Il est d’autant plus navrant que dans la même période, BlonBa se soit trouvé dans l’obligation de fermer sa salle bamakoise, aux prises avec les difficultés nées du coup d’État du 22 mars 2012 et avec la cupidité de la propriétaire des murs. Dans l’adversité, la compagnie a maintenu et même développé son activité de création. Malgré la fermeture de sa salle, Blonba a ainsi pu créer deux spectacles de kotèba – Tanyinibougou, Inch Allah – présentés chaque fois devant des milliers de spectateurs au palais de la Culture, ainsi que dans d’autres grandes salles bamakoises. La captation audiovisuelle de Tanynibougou a été présentée dans plus de cent villes et villages du Mali, donnant chaque fois lieu à des débats passionnés sur la corruption et la gouvernance.
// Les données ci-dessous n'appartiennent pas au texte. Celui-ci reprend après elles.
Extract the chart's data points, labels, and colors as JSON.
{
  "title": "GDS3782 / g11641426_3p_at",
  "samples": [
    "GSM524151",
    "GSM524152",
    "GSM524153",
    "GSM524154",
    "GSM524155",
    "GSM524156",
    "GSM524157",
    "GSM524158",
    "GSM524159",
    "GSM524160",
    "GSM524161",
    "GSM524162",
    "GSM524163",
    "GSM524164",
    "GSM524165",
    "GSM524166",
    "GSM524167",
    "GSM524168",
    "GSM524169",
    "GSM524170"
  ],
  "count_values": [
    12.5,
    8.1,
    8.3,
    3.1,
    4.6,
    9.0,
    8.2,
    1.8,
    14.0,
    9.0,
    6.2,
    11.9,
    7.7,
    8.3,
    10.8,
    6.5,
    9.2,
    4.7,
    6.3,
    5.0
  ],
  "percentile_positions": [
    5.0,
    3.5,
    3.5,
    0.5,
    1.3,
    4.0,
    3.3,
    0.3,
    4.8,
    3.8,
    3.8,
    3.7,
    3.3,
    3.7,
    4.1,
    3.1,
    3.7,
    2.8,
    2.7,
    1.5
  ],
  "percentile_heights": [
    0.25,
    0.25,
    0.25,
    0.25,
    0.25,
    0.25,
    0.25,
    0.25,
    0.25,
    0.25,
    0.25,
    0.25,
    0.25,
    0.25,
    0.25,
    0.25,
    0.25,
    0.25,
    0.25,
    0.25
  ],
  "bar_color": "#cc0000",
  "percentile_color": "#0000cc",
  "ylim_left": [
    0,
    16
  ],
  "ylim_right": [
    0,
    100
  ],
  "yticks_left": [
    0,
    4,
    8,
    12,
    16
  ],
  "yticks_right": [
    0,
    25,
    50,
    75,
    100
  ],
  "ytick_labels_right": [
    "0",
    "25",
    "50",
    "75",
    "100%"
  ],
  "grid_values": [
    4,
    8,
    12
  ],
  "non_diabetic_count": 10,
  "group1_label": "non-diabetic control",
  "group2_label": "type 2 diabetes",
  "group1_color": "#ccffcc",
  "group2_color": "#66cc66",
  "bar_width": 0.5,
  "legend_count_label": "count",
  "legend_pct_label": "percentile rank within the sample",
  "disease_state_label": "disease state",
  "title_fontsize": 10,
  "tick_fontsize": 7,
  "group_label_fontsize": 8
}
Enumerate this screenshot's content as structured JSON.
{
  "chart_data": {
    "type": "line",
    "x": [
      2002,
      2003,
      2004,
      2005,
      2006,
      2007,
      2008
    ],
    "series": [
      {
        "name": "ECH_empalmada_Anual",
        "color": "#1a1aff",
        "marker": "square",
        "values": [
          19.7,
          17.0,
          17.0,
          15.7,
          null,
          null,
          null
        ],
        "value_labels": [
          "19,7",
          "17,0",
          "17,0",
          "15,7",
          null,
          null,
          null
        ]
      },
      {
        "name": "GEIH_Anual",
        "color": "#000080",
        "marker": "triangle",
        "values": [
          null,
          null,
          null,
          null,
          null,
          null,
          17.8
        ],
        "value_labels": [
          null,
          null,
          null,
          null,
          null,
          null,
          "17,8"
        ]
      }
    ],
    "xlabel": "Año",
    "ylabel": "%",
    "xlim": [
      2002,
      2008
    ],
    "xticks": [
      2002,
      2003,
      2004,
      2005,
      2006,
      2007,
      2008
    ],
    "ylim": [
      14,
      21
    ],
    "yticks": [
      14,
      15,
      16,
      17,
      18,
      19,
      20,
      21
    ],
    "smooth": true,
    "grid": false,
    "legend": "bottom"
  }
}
Les spectacles de la Compagnie BlonBa ont continué à voyager dans le monde et ont été notamment retenus par plusieurs festivals internationaux : Vérité de soldat, Festival des Francophonies en Limousin, Festival Sens interdit, Festival Automne en Normandie ; Plus fort que mon père, grand prix du festival Casamance en scène 2014 ; Ala tè sunogo/Dieu ne dort pas sélectionné par le Festival sur le Niger, Ségou 2016, le MASA, Abidjan 2016, les Journées théâtrales de Carthage, Carthage 2016. Premiers pas du réseau Culture en partage, un intense partenariat s’est établi en 2015 et 2016 avec l’Alliance française de Bangui alors que ce pays connaissait une crise violente, avec une tournée de Ala tè sunogo dans la capitale centrafricaine, avec aussi, sous le titre La soupe de Sidonie, la création d’une adaptation centrafricaine de Bougouniéré invite à dîner. En août et septembre 2016, Adama Bagayoko, membre de la Compagnie BlonBa, mais aussi animateur d’une extraordinaire expérience de théâtre thérapeutique mené depuis 25 ans avec la section psychiatrique de l’hôpital bamakois du Point G, a assuré à Bangui la mise en scène de La Chèvre de Boubakar, pièce de théâtre-forum écrite par Boniface Olsène Watanga et Jean-Louis Sagot-Duvauroux. A Bamako, Culture en partage a imaginé un premier dispositif de diffusion théâtrale inauguré par une tournée de six représentations du spectacle de BlonBa Plus fort que mon père dans les quartiers de Bamako réunissant 2400 spectateurs, principalement des jeunes, ainsi que la création malienne de La Chèvre de Boubakar.